Нам часто казалось, что перед нами Карлхен Мисник{32} своей собственной персоной. Ни в одной немецкой пивной не было столика, за которым вопросы мировой политики решались бы наивнее и вместе с тем с большим размахом, чем здесь, в зале заседаний у нашего «государственного деятеля».
Невежество Риббентропа в области политики было беспредельным. Когда он мастерил «ось» Берлин — Рим — Токио, он принял в свой штаб в качестве специалиста по Японии некоего Штамера, который впоследствии стал послом в Токио. Познания Штамера тоже были невелики. Но как-никак он более или менее изучал историю Японии. Ему было предложено выступить с докладом для всего личного состава посольства. После Симоносэки, разъяснял он нам, поворот японской политики в сторону экспансии в Китае был окончательно закреплен.

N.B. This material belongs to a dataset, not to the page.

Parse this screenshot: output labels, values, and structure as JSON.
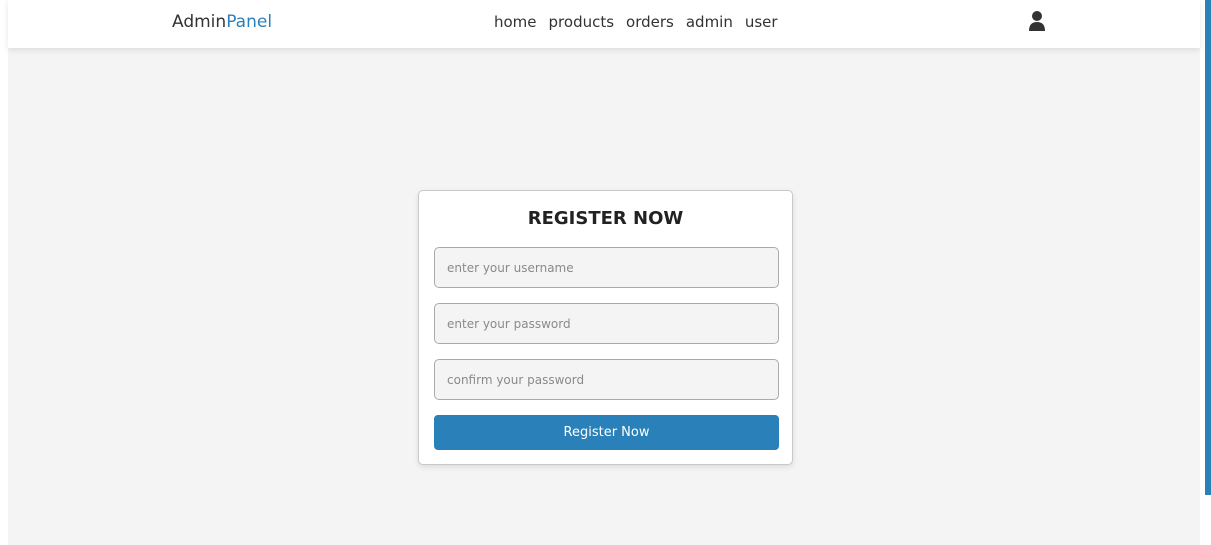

— Минуточку, — прервал его наш «государственный деятель». — Кто такой был этот Симоносэки? Я что-то сейчас точно не припоминаю.

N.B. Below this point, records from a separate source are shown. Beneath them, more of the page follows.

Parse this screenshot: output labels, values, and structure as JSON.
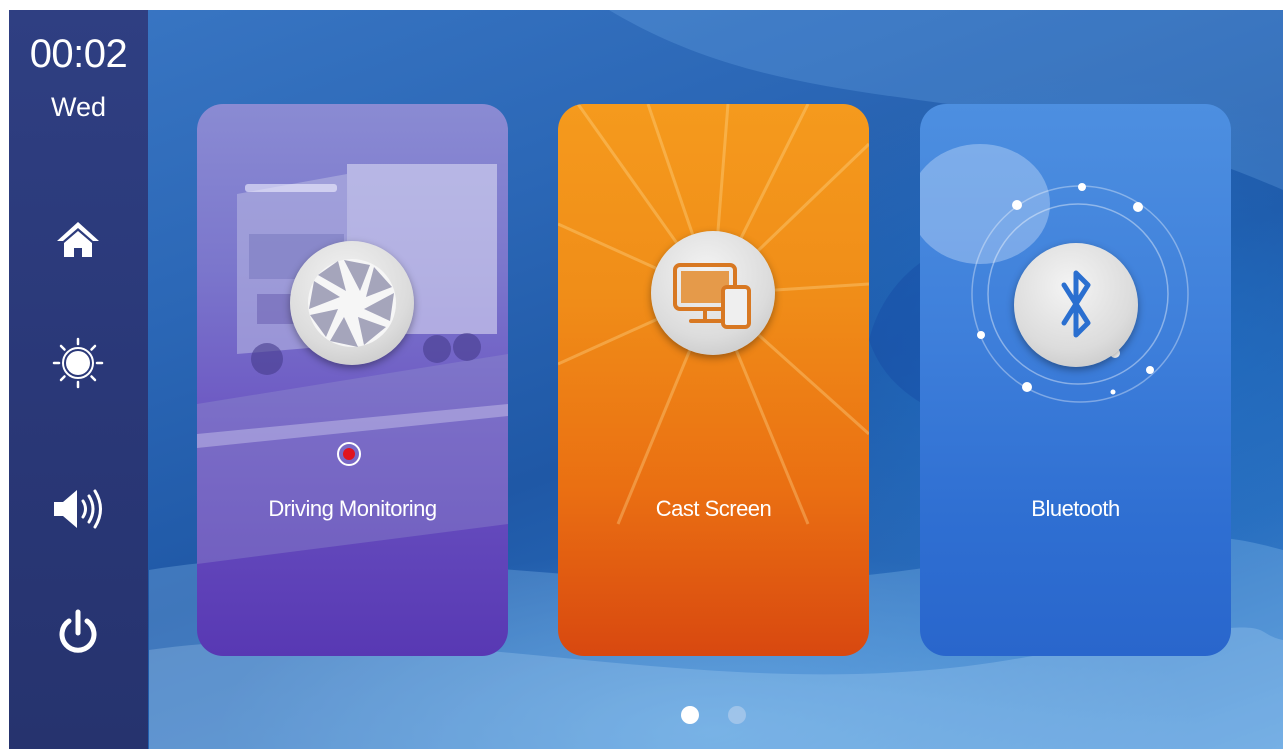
{
  "status": {
    "time": "00:02",
    "day": "Wed"
  },
  "sidebar": {
    "buttons": [
      {
        "name": "home-icon"
      },
      {
        "name": "brightness-icon"
      },
      {
        "name": "volume-icon"
      },
      {
        "name": "power-icon"
      }
    ]
  },
  "apps": [
    {
      "label": "Driving Monitoring",
      "icon": "camera-aperture-icon",
      "recording": true
    },
    {
      "label": "Cast Screen",
      "icon": "cast-screen-icon"
    },
    {
      "label": "Bluetooth",
      "icon": "bluetooth-icon"
    }
  ],
  "pagination": {
    "current_page": 1,
    "total_pages": 2
  },
  "colors": {
    "sidebar_bg": "#2a3878",
    "card_driving": "#6b55c2",
    "card_cast": "#f08d18",
    "card_bluetooth": "#3f80db",
    "record_red": "#e0141e",
    "background": "#2b67b6"
  }
}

Штамеру пришлось тактично растолковывать ему, что Симоносэки — не имя государственного деятеля, а название города, где был заключен мирный договор, о котором и шла речь. [198]
Вместе с одним сотрудником я часто потешался над Риббентропом. Во время ремонта здания электромонтер показал мне розетку в моем кабинете, за которой был скрыт микрофон для подслушивания разговоров представителями гестапо при Риббентропе Шульцем и Миттельхаусом. Иногда по вечерам, когда они обычно находились у себя наверху и подслушивали наши разговоры, мы усаживались перед микрофоном и шептали друг другу слова, предназначенные для их ушей:
— Оскар, как по-твоему, Риббентроп и в самом деле такой же великий государственный деятель, как Бисмарк?
Тот отвечал глубоко убежденным тоном:
— Ну, что ты, я думаю, что он гораздо более великий.
Подобные плоские ребяческие выходки были типичны для того душевного состояния, в котором находились наиболее честные из нас. Они были нужны, чтобы создать хоть какой-нибудь противовес чувству стыда, владевшему нами ввиду сознания собственной трусости и неспособности найти выход из этого недостойного положения.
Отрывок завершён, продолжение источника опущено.